D'abord nous définissons la topologie affinons dessus le des espaces \ ^n du mathbb {A}, qu'en tant qu'ensembles sont juste le n - les espaces de vecteur dimensionnels au-dessus du k . La topologie est définie en spécifiant son fermé, plutôt que ses ensembles ouverts, et ceux-ci sont pris simplement pour être tous les ensembles algébriques dans le \ mathbb {A} ^n. c'est-à-dire, que les ensembles fermés sont ceux de la forme

là où le S est placé des polynômes dans des variables du n au-dessus du k . C'est une vérification franche pour montrer cela :
V ( S ) DE

= V (( S )), où ( S ) est le idéal produit par les éléments du S ;
Pour deux idéaux quelconques du I , le J de polynômes, nous prenons
# V (I) \ tasse V (J) \, = \, V (IJ) ;
# V (I) \ chapeau V (J) \, = \, V (I + J).

Il suit que les syndicats finis et les intersections arbitraires du V ( S ) d'ensembles sont également de cette forme, de sorte que ces ensembles forment les ensembles fermés d'une topologie (d'une manière equivalente, leurs compléments, dénoté D ( S ), forment la topologie elle-même). C'est la topologie de Zariski sur le \ mathbb {A} ^n.

Si le X est un ensemble algébrique d'affinage (irréductible ou pas) puis la topologie de Zariski là-dessus est définie simplement pour être la topologie de sous-espace de induite par son inclusion dans un certains \ mathbb {A} ^n. d'une manière equivalente, il peut être vérifiée cela :

les éléments de l'affinage coordonnent l'anneau A de

de
(X) \, = \, k \ points, x_n/I (X)

agir en tant que fonctions sur le X juste comme les éléments du k \ des points, x_n agissent en tant que fonctions sur le ^n de \ mathbb {A} ;
Pour réglé du S de polynômes, laisser le T être l'ensemble de leurs images dans le A (X) . Puis le sous-ensemble de X = du V'(de

de
T) \ {x \ dans X \ mi f (x) = 0, \ forall f \ dans T \}

(ces notations ne sont pas standard) est égal à l'intersection avec le X du V .

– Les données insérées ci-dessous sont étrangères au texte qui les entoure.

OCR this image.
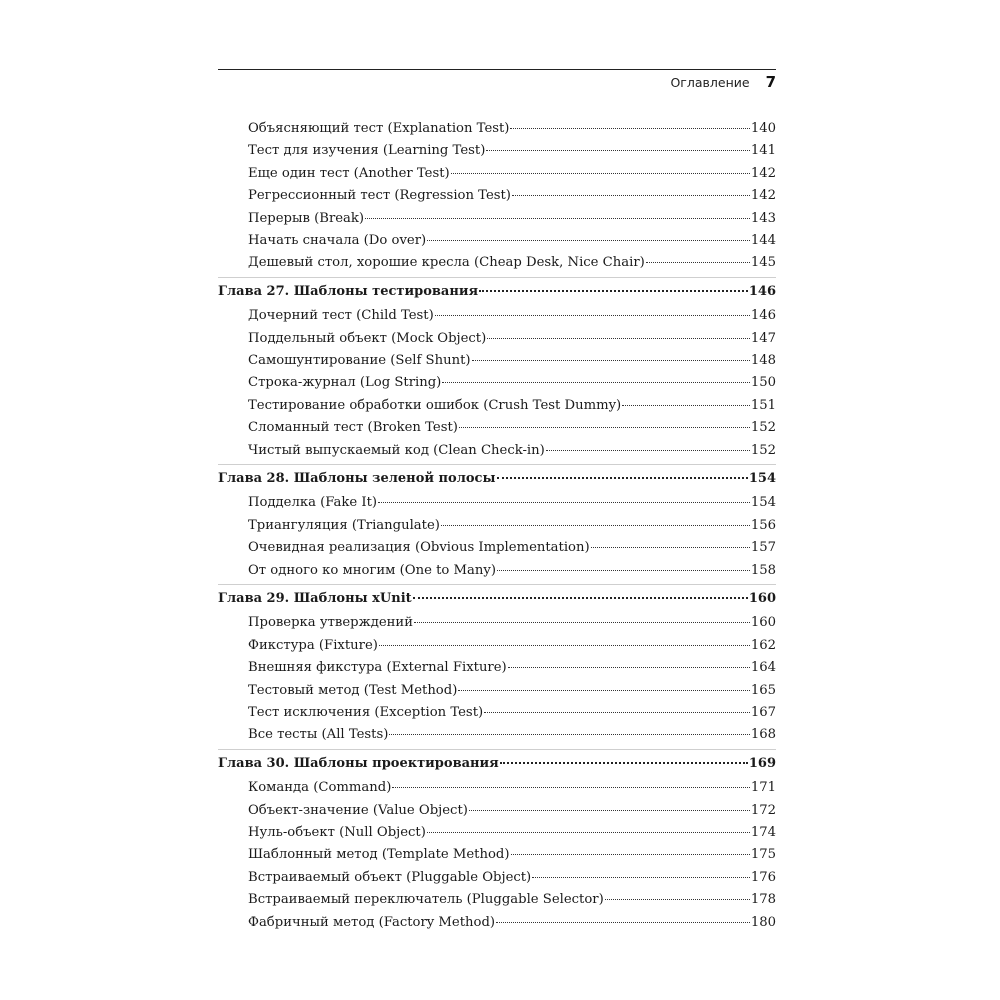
Оглавление 7
Объясняющий тест (Explanation Test)	140
Тест для изучения (Learning Test)	141
Еще один тест (Another Test)	142
Регрессионный тест (Regression Test)	142
Перерыв (Break)	143
Начать сначала (Do over)	144
Дешевый стол, хорошие кресла (Cheap Desk, Nice Chair)	145
Глава 27. Шаблоны тестирования	146
Дочерний тест (Child Test)	146
Поддельный объект (Mock Object)	147
Самошунтирование (Self Shunt)	148
Строка-журнал (Log String)	150
Тестирование обработки ошибок (Crush Test Dummy)	151
Сломанный тест (Broken Test)	152
Чистый выпускаемый код (Clean Check-in)	152
Глава 28. Шаблоны зеленой полосы	154
Подделка (Fake It)	154
Триангуляция (Triangulate)	156
Очевидная реализация (Obvious Implementation)	157
От одного ко многим (One to Many)	158
Глава 29. Шаблоны xUnit	160
Проверка утверждений	160
Фикстура (Fixture)	162
Внешняя фикстура (External Fixture)	164
Тестовый метод (Test Method)	165
Тест исключения (Exception Test)	167
Все тесты (All Tests)	168
Глава 30. Шаблоны проектирования	169
Команда (Command)	171
Объект-значение (Value Object)	172
Нуль-объект (Null Object)	174
Шаблонный метод (Template Method)	175
Встраиваемый объект (Pluggable Object)	176
Встраиваемый переключатель (Pluggable Selector)	178
Фабричный метод (Factory Method)	180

Ceci établit que l'équation ci-dessus, clairement une généralisation de la précédente, en définit la topologie de Zariski sur affinent la variété.

Variétés projectives

Se rappeler que le n - le de l'espace projectif \ mathbb dimensionnels {P} ^n est défini pour être l'ensemble de classes d'équivalence des points différents de zéro dans le ^ de \ mathbb {A} {n + 1} en identifiant deux points qui diffèrent par un multiple scalaire dans le k . Le k d'anneau polynôme \ points, x_n n'agit pas en tant que fonctions sur le \ mathbb {P} ^n parce que n'importe quel point a beaucoup de représentants qui rapportent différentes valeurs dans un polynôme ; cependant, les polynômes homogènes ont des valeurs zéro ou différentes de zéro bien définies sur n'importe quel point projectif depuis les facteurs multiples scalaires hors du polynôme. Par conséquent si le S est placé des polynômes homogènes nous pouvons raisonnablement parler de

Les mêmes faits comme ci-dessus peut être établi pour ces ensembles, sauf que le " de mot ; ideal" ; doit être remplacé par le " d'expression ; " homogène de l'idéal ; , de sorte que le V ( S ), pour le S d'ensembles des polynômes homogènes, définissent une topologie sur le \ mathbb {P} ^n. comme au-dessus des compléments de ces ensembles sont le dénoté D ( S ), ou, si la confusion est susceptible de résulter, D&prime ; ( S ).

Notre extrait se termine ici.